17th Sunday in Ordinary Time C

“Ask and you will receive; seek and you will find; knock and the door will be opened to you.”  When things are going well, those words seem to perfectly depict our life with God.  But things do not always go well.  We know our prayers are not always answered.  Anyone who has had it rain every day of their vacation knows this.  There is not a fan of the New York Mets who believes that every prayer produces a positive result.

(Long aside.  People always think that I pray for the Mets.  That is inaccurate.  When I was ten years old, I told God that I would ask just once in my life for something for the Mets and I expected the correct response.  I waited until I was 21 years old and the sixteenth inning of the National Championship series.  The Mets had taken the lead in the top of the inning but looked like they were about to surrender it.  At the end of my rope and with a 3-2 count on Kevin Bass, I took my shot and prayed, “Lord make this a strike, or please just take me now.”[i])

Of course, of far greater concern is when we pray for those things that matter most:  a loved one’s illness, an addict’s disease, an issue of seemingly simple justice ignored by others.  When those prayers go unanswered, it hurts. We wonder, “Where is God?”   What happened to this promise to ask and receive, seek and find, knock and have the door opened when we have asked and been denied, sought and not found, knocked and had the door slammed in our face.

 I want to give you a few reasons why our prayers are not answered, or at least not answered the way we want them to.  But each reason is not an excuse to not pray, but to pray all the more.  The first reason we do get what we want in prayer is freedom.  God allows us to do our thing, even if our thing is bad or even evil.  Freedom is the price we pray to love, for we cannot love if we are controlled.  Love and fear can be placed side by side and often enough we will choose fear.  We can pray that the addict will not use anymore.  But God will not force them to stop.

Conversely, this challenges to pray all the more.  Because the only way for behavior to change is through love and prayer.  Prayer opens up the possibility of true freedom and true life, of better relationships and better health.  The choice cannot be forced, but without prayer there would be no choice at all.

Secondly, there is the challenge of perspective.  God sees more and knows more than we do.  We see what we want and focus on it.  God sees everything and knows what is best.  A wise person once said that we will spend all of eternity thanking God for prayers not answered!  We need the space to allow God to be God and do what is best for all.  But there is a need for prayer here as well so that we might align our perspective with God’s.  For how can we see with God’s eyes and hear with God’s ears without being in tune with God?  Isn’t that why we come to church, to hear more, to think of the other, to get away from ourselves?

Finally, we have a God wise enough to give us what we need, not what we want.  It is a lazy lover who only gives their beloved what they want.  What kind of parent gives their children everything they ask for other than parents whose kids are stuffed with chocolate and only know video games?  What kind of friend would you be if you never shared a challenging word of helped your friend to grow?  Giving people what they want all time is not love; it is bribery.  Doesn’t God know our needs better than we do?  Shouldn’t we trust God more than ourselves?

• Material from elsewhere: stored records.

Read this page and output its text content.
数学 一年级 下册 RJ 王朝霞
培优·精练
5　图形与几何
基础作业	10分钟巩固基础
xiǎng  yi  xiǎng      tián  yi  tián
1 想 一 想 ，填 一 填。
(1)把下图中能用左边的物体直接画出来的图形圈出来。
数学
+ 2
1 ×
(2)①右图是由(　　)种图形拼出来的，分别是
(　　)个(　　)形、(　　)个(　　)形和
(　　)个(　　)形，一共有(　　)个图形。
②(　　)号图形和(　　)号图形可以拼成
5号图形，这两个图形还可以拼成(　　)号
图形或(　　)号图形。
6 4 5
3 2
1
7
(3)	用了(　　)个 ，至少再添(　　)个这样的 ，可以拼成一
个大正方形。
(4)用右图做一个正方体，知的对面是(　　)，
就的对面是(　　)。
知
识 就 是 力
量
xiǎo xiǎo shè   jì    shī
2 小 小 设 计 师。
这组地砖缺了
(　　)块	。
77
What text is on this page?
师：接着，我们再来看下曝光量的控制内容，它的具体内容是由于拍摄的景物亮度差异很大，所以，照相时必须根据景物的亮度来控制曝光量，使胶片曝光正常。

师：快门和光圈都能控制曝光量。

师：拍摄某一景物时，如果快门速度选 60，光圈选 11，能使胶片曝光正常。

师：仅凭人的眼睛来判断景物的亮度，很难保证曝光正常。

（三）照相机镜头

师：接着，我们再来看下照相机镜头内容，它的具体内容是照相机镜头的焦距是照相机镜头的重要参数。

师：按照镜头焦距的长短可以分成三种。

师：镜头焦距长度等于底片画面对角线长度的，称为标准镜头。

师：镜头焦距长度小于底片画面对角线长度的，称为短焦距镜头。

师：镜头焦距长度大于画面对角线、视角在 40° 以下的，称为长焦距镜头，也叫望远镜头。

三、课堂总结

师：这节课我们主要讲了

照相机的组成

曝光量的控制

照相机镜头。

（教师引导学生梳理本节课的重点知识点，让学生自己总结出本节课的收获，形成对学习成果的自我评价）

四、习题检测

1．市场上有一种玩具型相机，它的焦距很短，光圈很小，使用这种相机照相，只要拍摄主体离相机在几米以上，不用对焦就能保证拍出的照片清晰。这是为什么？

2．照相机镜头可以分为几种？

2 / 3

Still, we are left with the promise.  “Ask and you will receive; seek and you will find; knock and the door will be opened to you.”  For all the legitimate reasons God does not give us what we want in prayer, how can this still be true?  The last line of the Gospel gives us the answer.  “How much more will the Father in heaven give the Holy Spirit to those who ask him?”  God is never fails is giving God’s self in the Holy Spirit.  God dwells within us.  God might not give us everything, but God gives us enough.  I have seen the impossible happen through prayer – miracles of courage, strength and unbending hope.  People who should have been defeated rise up in faith.  Causes that had always been rejected but triumph by the will of God placed in a faithful people.  Here are prayers that when asked for in faith never fail.  “Lord, help me to love more.”  “Lord, let me trust in you.”  “Lord, make me a channel of your peace.”  When we ask God to change us, to give us what we need, to build the kingdom, to share divine love, we understand that what Jesus said is true.  “Ask and you will receive; seek and you will find; knock and the door will be opened to you.”

[i] Jesse Orosco threw a slider for a swing and a miss and the Mets went on the win the World Series in 1986.